Well, I think I would draw a distinction between “collections” and “data”. The collection (AP/WSJ/FBIS/CR/etc.) is only a subset of the overall data, which data also includes (1) the statements of user information need or the task that the user is trying to accomplish, and (2) the judgments of relevance to that information need, and (3) the evaluation criterion/metric that makes quantitative pronouncements of value on retrieval results, utilizing the aforementioned judgments. Those three things, taken together as a bundle, constitute the “data” of yesterday and today’s retrieval experiments.

I have no problem with continuing to use WSJ articles. Oh, don’t get me wrong.. I think we should also look to other collections as well. I just think that old newspaper articles are, by themselves, not the problem. What make the data “yesterday”, imho, is more the other three factors: task, judgment, and evaluation metric.

We should be dreaming up/creating new tasks, doing basic research to explore the possible. Things that users currently are not doing, but that they might want to do in the future. Do we know how much and to what degree users will take up these new tasks? No. Does that matter? No. That’s why it’s basic research, exploring the limits of what is possible.

We just can’t have the attitude of “We won’t build it until they come”. That’s yesterday-oriented.

By: Jeff

Jeff — Mon, 02 Nov 2009 15:29:43 +0000

I’m glad you liked it.

One motivation for writing it was that I was sick of seeing recent work using only AP/WSJ newswire documents. We’ve come so far!

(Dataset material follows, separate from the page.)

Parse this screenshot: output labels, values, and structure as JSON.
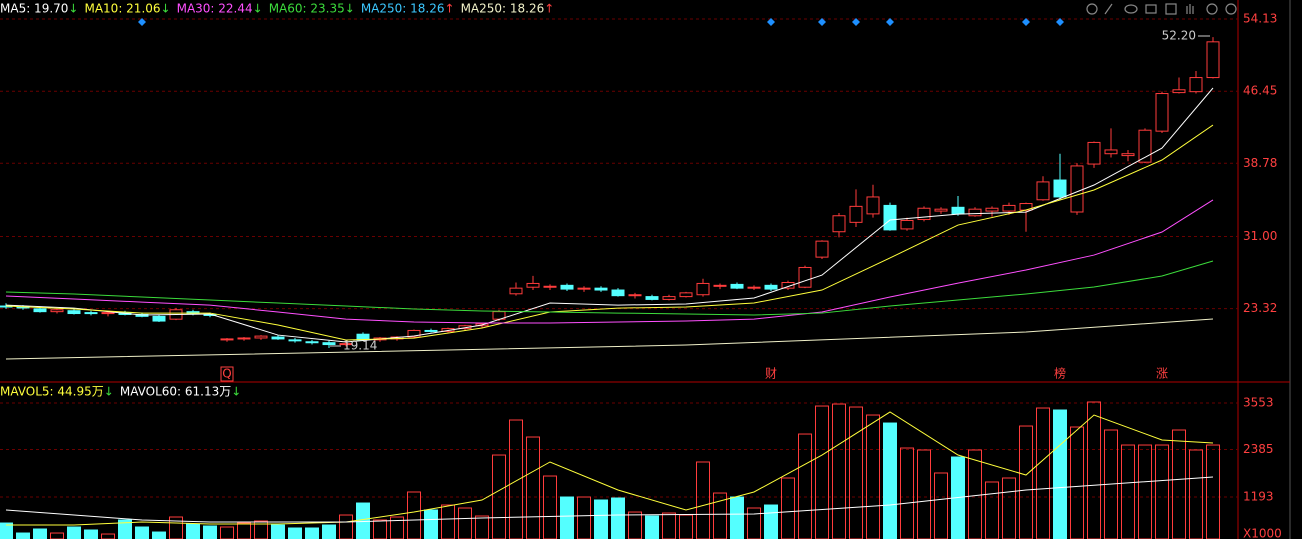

I agree that developing “tomorrow’s data” is a challenging. I think one way to approach the issues is to extrapolate properties and trends. For example one trend I see is the rising importance of real-time social connectedness evidenced by Facebook, Twitter, and cell phone messaging. Another trend is the use of location and geo-tagged data for augmented reality applications. We don’t have any collections or tasks that even attempt to address these. It’s possible to create them, at least on a small to medium-sized scale.